American studies have demonstrated similar numbers; in one study, 27%
of all children studied had received a prescription in the past 30 days
(33, 36). For inpatient care, a multinational study of drug utilization
demonstrated that 96% of children admitted to hospital in the UK
received at least one prescription medication (34).
In addition to a large number of medications being prescribed, there are
large range of medication classes used (27-36). While antimicrobials
were found to be the most commonly prescribed drugs for children, up to
1200 other drugs from a wide range of classes were used (27-36).
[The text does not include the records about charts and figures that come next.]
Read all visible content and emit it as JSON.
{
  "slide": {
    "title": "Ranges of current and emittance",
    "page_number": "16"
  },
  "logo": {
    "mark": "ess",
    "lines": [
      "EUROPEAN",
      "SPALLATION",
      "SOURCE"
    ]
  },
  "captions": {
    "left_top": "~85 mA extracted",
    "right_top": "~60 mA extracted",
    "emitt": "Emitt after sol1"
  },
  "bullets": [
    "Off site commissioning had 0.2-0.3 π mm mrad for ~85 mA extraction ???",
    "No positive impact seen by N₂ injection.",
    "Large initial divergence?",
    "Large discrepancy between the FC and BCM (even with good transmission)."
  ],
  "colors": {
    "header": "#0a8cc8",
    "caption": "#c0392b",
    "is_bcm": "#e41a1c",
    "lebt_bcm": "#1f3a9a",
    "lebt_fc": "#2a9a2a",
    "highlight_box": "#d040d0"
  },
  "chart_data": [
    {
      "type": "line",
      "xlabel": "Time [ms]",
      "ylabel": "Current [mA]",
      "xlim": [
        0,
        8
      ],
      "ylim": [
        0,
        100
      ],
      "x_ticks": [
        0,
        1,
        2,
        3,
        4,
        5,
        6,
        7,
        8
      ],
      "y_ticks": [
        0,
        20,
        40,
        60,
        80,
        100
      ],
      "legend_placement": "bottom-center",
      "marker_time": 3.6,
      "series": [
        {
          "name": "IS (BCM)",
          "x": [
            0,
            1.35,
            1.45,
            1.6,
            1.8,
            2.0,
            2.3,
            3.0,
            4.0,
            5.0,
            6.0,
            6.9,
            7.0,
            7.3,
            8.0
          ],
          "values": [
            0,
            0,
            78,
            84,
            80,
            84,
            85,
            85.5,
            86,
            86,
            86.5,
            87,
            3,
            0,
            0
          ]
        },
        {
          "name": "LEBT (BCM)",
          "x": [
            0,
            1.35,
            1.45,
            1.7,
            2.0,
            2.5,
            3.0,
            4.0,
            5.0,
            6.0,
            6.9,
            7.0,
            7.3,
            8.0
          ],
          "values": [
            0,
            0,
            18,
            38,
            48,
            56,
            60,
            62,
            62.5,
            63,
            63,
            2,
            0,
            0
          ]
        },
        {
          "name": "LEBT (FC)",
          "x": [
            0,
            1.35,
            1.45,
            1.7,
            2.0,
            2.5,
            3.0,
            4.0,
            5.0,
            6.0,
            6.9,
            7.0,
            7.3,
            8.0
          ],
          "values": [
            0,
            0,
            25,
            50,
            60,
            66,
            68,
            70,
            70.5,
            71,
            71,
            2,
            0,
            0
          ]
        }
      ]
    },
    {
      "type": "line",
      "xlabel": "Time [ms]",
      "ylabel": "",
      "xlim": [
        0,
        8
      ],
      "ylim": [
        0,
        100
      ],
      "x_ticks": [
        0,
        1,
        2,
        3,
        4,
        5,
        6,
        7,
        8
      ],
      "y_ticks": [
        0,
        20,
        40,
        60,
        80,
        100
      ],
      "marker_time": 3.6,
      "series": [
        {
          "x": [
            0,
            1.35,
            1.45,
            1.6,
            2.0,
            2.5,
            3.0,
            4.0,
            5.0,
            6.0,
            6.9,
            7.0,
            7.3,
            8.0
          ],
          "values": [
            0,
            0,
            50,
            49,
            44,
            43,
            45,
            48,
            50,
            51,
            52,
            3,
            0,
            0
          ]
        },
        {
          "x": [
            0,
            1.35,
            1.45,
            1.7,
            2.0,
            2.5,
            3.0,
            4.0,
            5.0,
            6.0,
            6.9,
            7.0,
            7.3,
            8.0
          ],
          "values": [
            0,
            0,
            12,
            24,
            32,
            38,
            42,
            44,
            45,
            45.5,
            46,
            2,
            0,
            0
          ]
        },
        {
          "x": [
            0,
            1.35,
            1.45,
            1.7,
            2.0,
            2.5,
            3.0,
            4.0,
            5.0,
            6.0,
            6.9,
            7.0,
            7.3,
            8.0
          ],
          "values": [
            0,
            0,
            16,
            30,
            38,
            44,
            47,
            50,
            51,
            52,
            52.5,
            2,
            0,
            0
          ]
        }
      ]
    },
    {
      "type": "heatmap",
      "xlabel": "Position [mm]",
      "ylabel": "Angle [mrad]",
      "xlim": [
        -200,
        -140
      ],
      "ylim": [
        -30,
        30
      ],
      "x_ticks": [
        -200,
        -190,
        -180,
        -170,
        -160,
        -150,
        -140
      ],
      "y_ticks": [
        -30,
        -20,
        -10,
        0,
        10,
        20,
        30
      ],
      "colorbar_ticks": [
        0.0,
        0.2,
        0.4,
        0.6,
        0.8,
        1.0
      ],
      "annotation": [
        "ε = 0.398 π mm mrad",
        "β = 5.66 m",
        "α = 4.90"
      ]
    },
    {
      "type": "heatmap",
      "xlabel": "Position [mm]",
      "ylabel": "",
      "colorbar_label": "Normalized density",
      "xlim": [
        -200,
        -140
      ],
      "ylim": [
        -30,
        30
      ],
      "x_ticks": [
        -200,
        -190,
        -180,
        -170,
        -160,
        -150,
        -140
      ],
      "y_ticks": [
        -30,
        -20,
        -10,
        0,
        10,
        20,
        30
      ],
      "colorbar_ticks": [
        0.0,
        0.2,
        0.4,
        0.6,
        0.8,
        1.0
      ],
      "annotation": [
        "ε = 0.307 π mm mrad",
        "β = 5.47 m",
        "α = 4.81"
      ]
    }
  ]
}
Although the use of drugs for children is to some extent variable from
country to country, probably reflecting national differences in child
care practices and drug availability, one trend that has emerged as well
was that over time fewer antimicrobials were used and more psychoactive
drugs are being prescribed (34, 36). To add complexity, over the past
decade, the number of biological agents prescribed to children has
increased almost logarithmically (37-39).
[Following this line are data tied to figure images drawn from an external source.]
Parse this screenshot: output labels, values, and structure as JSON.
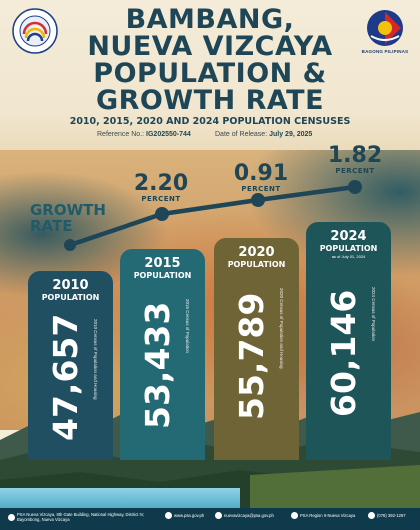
{
  "header": {
    "title_lines": [
      "BAMBANG,",
      "NUEVA VIZCAYA",
      "POPULATION &",
      "GROWTH RATE"
    ],
    "subtitle": "2010, 2015, 2020 AND 2024 POPULATION CENSUSES",
    "reference_label": "Reference No.:",
    "reference_value": "IG202550-744",
    "release_label": "Date of Release:",
    "release_value": "July 29, 2025"
  },
  "logos": {
    "bagong_pilipinas": "BAGONG PILIPINAS"
  },
  "growth": {
    "label_line1": "GROWTH",
    "label_line2": "RATE",
    "rates": [
      {
        "value": "2.20",
        "unit": "PERCENT"
      },
      {
        "value": "0.91",
        "unit": "PERCENT"
      },
      {
        "value": "1.82",
        "unit": "PERCENT"
      }
    ]
  },
  "population": [
    {
      "year": "2010",
      "label": "POPULATION",
      "as_of": "",
      "value": "47,657",
      "source": "2010 Census of Population and Housing",
      "color": "#1f4f60"
    },
    {
      "year": "2015",
      "label": "POPULATION",
      "as_of": "",
      "value": "53,433",
      "source": "2015 Census of Population",
      "color": "#236a74"
    },
    {
      "year": "2020",
      "label": "POPULATION",
      "as_of": "",
      "value": "55,789",
      "source": "2020 Census of Population and Housing",
      "color": "#6f6436"
    },
    {
      "year": "2024",
      "label": "POPULATION",
      "as_of": "as of July 01, 2024",
      "value": "60,146",
      "source": "2024 Census of Population",
      "color": "#1e5558"
    }
  ],
  "footer": {
    "address": "PSA Nueva Vizcaya, 8th Gate Building, National Highway, District IV, Bayombong, Nueva Vizcaya",
    "website": "www.psa.gov.ph",
    "email": "nuevavizcaya@psa.gov.ph",
    "facebook": "PSA Region II-Nueva Vizcaya",
    "phone": "(078) 392-1267"
  }
}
An additional consideration is that the use of pharmacotherapy for
children is not uniformly distributed across the population. For many
children, pharmacotherapy is indeed infrequent and largely confined to
antimicrobials and respiratory medications. However for children with
serious and/or chronic disease, therapy is not only frequent but also
frequently involved polypharmacy (27, 28). As an example, it has been
demonstrated that for children with epilepsy they were treated with up
to seven different drugs over the first year after diagnosis (28).